The rise in yields on government bonds in the US and other key economies last week sparked a market meltdown which was exacerbated by profit-taking.
Higher yields had prompted worries about a sudden shift in monetary policy toward higher interest rates.
However, a stabilisation in the bond market on Friday and Monday appears to have staunched the bleeding for now and analysts said worries over a surge in inflation and rate hikes have been overdone.
Euro ducks under $1.20
News of steady eurozone inflation sent the European single currency briefly below $1.20 for the first time in three weeks as it too dampened speculation about higher interest rates.
The Eurostat agency said inflation in the 19 countries that use the euro ran at 0.9 per cent last month, the same as in January.
In Asia, equities sank after a top Chinese regulator raised concerns that bubbles were forming in the financial markets.
US and European markets were not reflective of their underlying economies and would face corrections "sooner or later", said China Banking and Insurance Regulatory Commission chairman and central bank member Guo Shuqing.
Guo's comments come after several observers warned equities were due a retreat following a year-long advance from their March 2020 nadir.
"Asia markets have slipped back today after Chinese regulators warned on the prospect of asset bubbles in overseas markets," said analyst Michael Hewson at CMC Markets UK.
"This is hardly a new phenomenon; there's been talk about bubbles in US markets for months and China's property market isn't immune to these sorts of concerns either."
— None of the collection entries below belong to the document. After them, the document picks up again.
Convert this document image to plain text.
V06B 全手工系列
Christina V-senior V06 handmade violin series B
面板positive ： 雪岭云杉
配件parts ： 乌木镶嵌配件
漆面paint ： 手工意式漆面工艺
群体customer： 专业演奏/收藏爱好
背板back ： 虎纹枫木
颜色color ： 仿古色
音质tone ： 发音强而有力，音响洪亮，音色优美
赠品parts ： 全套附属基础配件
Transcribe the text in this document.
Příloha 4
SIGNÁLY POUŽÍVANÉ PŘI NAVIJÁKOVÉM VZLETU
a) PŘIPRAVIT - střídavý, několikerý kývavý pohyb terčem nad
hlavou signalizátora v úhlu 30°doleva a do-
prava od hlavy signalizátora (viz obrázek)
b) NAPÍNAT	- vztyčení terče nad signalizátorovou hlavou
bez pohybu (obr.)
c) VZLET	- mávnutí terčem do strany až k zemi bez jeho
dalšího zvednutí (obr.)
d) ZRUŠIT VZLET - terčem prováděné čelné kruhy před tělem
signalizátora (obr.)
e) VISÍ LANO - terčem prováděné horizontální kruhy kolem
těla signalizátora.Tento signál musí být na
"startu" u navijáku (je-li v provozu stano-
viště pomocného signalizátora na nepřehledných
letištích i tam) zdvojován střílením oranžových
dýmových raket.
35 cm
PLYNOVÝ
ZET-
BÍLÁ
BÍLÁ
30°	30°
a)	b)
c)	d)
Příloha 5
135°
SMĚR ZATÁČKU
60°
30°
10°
In commodities, oil prices wobbled ahead of a key OPEC+ producer meeting on Thursday, with the markets watching by how much it will step up output as the global economy appears set to shift up a gear as vaccination campaigns roll out.
"The energy market is bracing for more supply to come into the market, but continued vaccine optimism and global reopening hopes will likely limit most of the downward pressure with oil prices," said Edward Moya at Oanda currency trading platform.